Pline le Trône - Journal éphémère d'un écrivain potentiel

Curiosité : voilà un journal inachevé qui tord la sacro-sainte règle du calendrier et de l'écriture en direct. Il n'y a rien de spontané dans le processus d'écriture et pourtant l'auteur y apparaît sincère. Sincère malgré lui, jusque dans ses désillusions, puisque l'auteur estime avoir dévié de son projet initial. Qui se cache derrière Pline le Trône ? Un écrivain potentiel, un véliplanchiste lettré, un fonctionnaire de la Boite, un jeune père de famille qui cache son bonheur... Les pistes sont multiples. Tentative de débrouillage d'écheveau.

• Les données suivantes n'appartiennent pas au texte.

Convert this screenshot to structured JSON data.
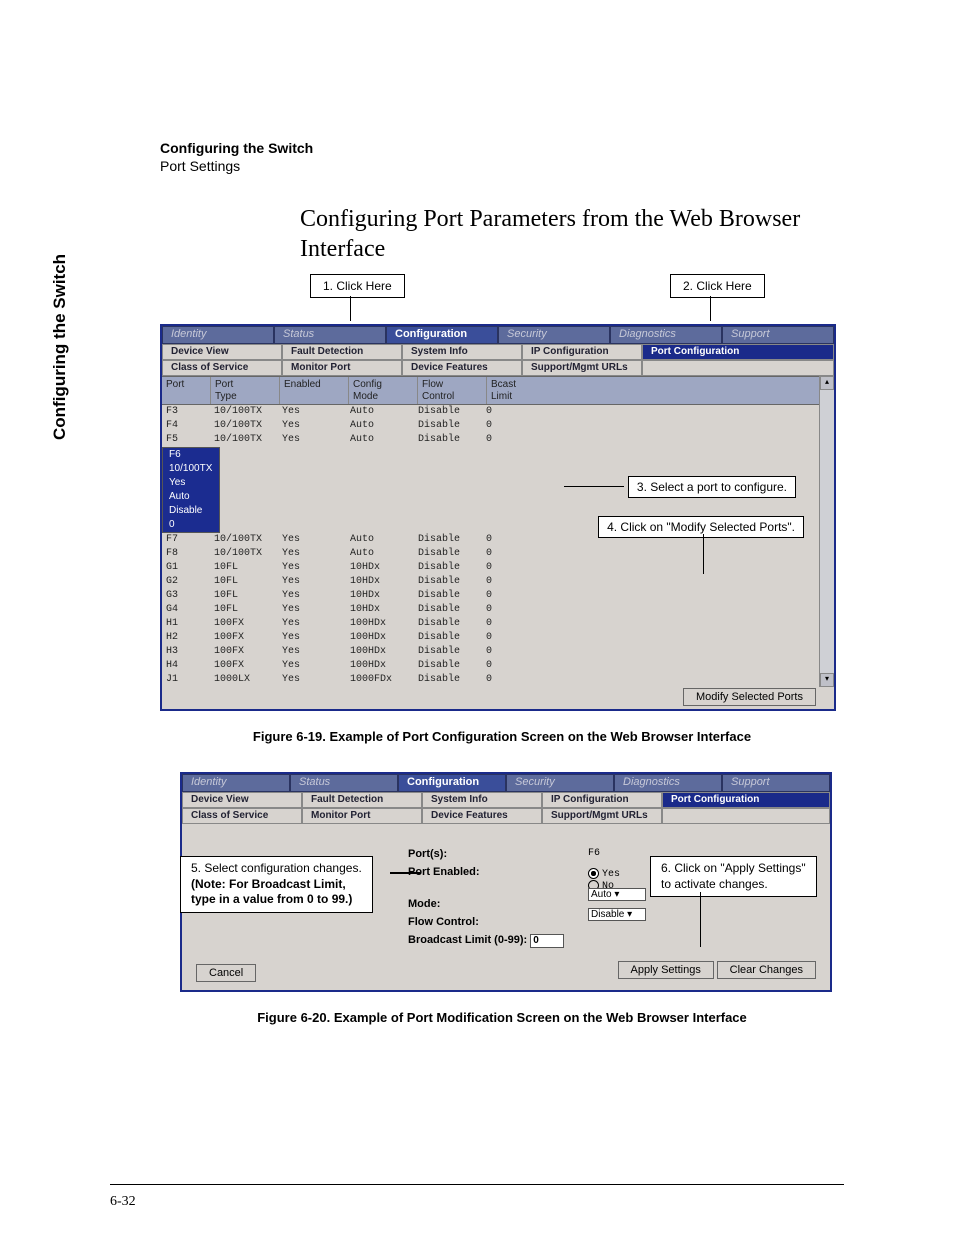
{
  "header": {
    "title": "Configuring the Switch",
    "subtitle": "Port Settings"
  },
  "side_tab": "Configuring the Switch",
  "page_title": "Configuring Port Parameters from the Web Browser Interface",
  "callouts": {
    "one": "1. Click Here",
    "two": "2. Click Here"
  },
  "annotations": {
    "a3": "3. Select a port to configure.",
    "a4": "4. Click on \"Modify Selected Ports\".",
    "a5_line1": "5. Select configuration changes.",
    "a5_line2": "(Note: For Broadcast Limit,",
    "a5_line3": "type in a value from 0 to 99.)",
    "a6_line1": "6. Click on \"Apply Settings\"",
    "a6_line2": "to activate changes."
  },
  "top_tabs": [
    "Identity",
    "Status",
    "Configuration",
    "Security",
    "Diagnostics",
    "Support"
  ],
  "top_tabs_active": 2,
  "sub_tabs_row1": [
    "Device View",
    "Fault Detection",
    "System Info",
    "IP Configuration",
    "Port Configuration"
  ],
  "sub_tabs_row2": [
    "Class of Service",
    "Monitor Port",
    "Device Features",
    "Support/Mgmt URLs"
  ],
  "sub_tab_active": "Port Configuration",
  "columns": {
    "port": "Port",
    "type": "Port\nType",
    "enabled": "Enabled",
    "mode": "Config\nMode",
    "flow": "Flow\nControl",
    "bcast": "Bcast\nLimit"
  },
  "rows": [
    {
      "port": "F3",
      "type": "10/100TX",
      "enabled": "Yes",
      "mode": "Auto",
      "flow": "Disable",
      "bcast": "0"
    },
    {
      "port": "F4",
      "type": "10/100TX",
      "enabled": "Yes",
      "mode": "Auto",
      "flow": "Disable",
      "bcast": "0"
    },
    {
      "port": "F5",
      "type": "10/100TX",
      "enabled": "Yes",
      "mode": "Auto",
      "flow": "Disable",
      "bcast": "0"
    },
    {
      "port": "F6",
      "type": "10/100TX",
      "enabled": "Yes",
      "mode": "Auto",
      "flow": "Disable",
      "bcast": "0",
      "selected": true
    },
    {
      "port": "F7",
      "type": "10/100TX",
      "enabled": "Yes",
      "mode": "Auto",
      "flow": "Disable",
      "bcast": "0"
    },
    {
      "port": "F8",
      "type": "10/100TX",
      "enabled": "Yes",
      "mode": "Auto",
      "flow": "Disable",
      "bcast": "0"
    },
    {
      "port": "G1",
      "type": "10FL",
      "enabled": "Yes",
      "mode": "10HDx",
      "flow": "Disable",
      "bcast": "0"
    },
    {
      "port": "G2",
      "type": "10FL",
      "enabled": "Yes",
      "mode": "10HDx",
      "flow": "Disable",
      "bcast": "0"
    },
    {
      "port": "G3",
      "type": "10FL",
      "enabled": "Yes",
      "mode": "10HDx",
      "flow": "Disable",
      "bcast": "0"
    },
    {
      "port": "G4",
      "type": "10FL",
      "enabled": "Yes",
      "mode": "10HDx",
      "flow": "Disable",
      "bcast": "0"
    },
    {
      "port": "H1",
      "type": "100FX",
      "enabled": "Yes",
      "mode": "100HDx",
      "flow": "Disable",
      "bcast": "0"
    },
    {
      "port": "H2",
      "type": "100FX",
      "enabled": "Yes",
      "mode": "100HDx",
      "flow": "Disable",
      "bcast": "0"
    },
    {
      "port": "H3",
      "type": "100FX",
      "enabled": "Yes",
      "mode": "100HDx",
      "flow": "Disable",
      "bcast": "0"
    },
    {
      "port": "H4",
      "type": "100FX",
      "enabled": "Yes",
      "mode": "100HDx",
      "flow": "Disable",
      "bcast": "0"
    },
    {
      "port": "J1",
      "type": "1000LX",
      "enabled": "Yes",
      "mode": "1000FDx",
      "flow": "Disable",
      "bcast": "0"
    }
  ],
  "modify_btn": "Modify Selected Ports",
  "caption1": "Figure 6-19.  Example of Port Configuration Screen on the Web Browser Interface",
  "form": {
    "ports_label": "Port(s):",
    "ports_value": "F6",
    "enabled_label": "Port Enabled:",
    "enabled_yes": "Yes",
    "enabled_no": "No",
    "mode_label": "Mode:",
    "mode_value": "Auto",
    "flow_label": "Flow Control:",
    "flow_value": "Disable",
    "bcast_label": "Broadcast Limit (0-99):",
    "bcast_value": "0",
    "cancel": "Cancel",
    "apply": "Apply Settings",
    "clear": "Clear Changes"
  },
  "caption2": "Figure 6-20.  Example of Port Modification Screen on the Web Browser Interface",
  "page_num": "6-32"
}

Comment est né le projet du journal en ligne ? Aviez-vous fixé sa durée de vie en le commençant ? Si oui, pourquoi s'est-il arrêté avant terme ? Est-ce que vous teniez un journal intime auparavant ?

La fin est encore une fois le plus facile : non, je ne tenais pas de journal intime auparavant. Pour le reste, vraiment...
La naissance, je vous dirai : "génération spontanée" ; ou alors il faudrait que je consulte et je n'ai pas les moyens. Vraiment, je ne me souviens d'aucun mûrissement avant éclosion, ça a dû me prendre comme ça, dans un coma post-réveillon. Je suis quasi certain d'avoir fixé très rapidement sa durée de vie car l'idée de mêler un caractère éphémère à une figure cyclique (l'année) est assez obsessionnelle chez le garçon, or en l'occurrence, le titre, "Journal éphémère d'un écrivain potentiel", était là au début. En revanche - mais je vois que la deuxième question porte sur la temporalité - ce journal ne s'est pas arrêté, il n'est pas achevé voilà tout.

Ce journal tient-il vraiment sur une année temporelle (98 ou 99) ? Vous preniez des notes manuscrites ou bien sur dictaphone. La part de réécriture (au clavier) était-elle importante, ou bien est-ce que vous cherchiez le moins possible à filtrer le premier jet ?

Non, ce journal ne tient pas sur une année temporelle. Je suis marié, j'ai deux enfants, une vie lambda, que je savoure, soyons bien clairs. Le dictat d'une rédaction coûte que coûte n'a jamais fait partie du programme et ce d'autant que, pour pitoyables que puisse paraître ces petites masturbations quotidiennes, elles ne m'en demandaient pas moins un certain effort qu'alourdissait une certaine peine à jouir. Je crois que je voyais dans l'étalement sur plusieurs années une solution raisonnable. Ah ça y est ! Je me souviens : au départ, j'avais prévu de faire 6 mois la première année, 3 la deuxième, 2 la troisième et une la dernière ; je voulais peindre en entonnoir le passage au troisième millénaire (rire) de John Doe. Comme il fallait s'en douter, la vraie vie a eu raison  de cette idée maniaco-absurde. La fatalité s'en est mêlée aussi puisque j'ai perdu le carnet qui contenait la fin août, avec des éléments croustillants sur l'écrivain V ! Ce qui m'amène à la question 2 : j'écris sur des carnets, à spirales, ou non. Quant à la réécriture au clavier, c'est une vraie ogresse, elle mange tout, c'est clair.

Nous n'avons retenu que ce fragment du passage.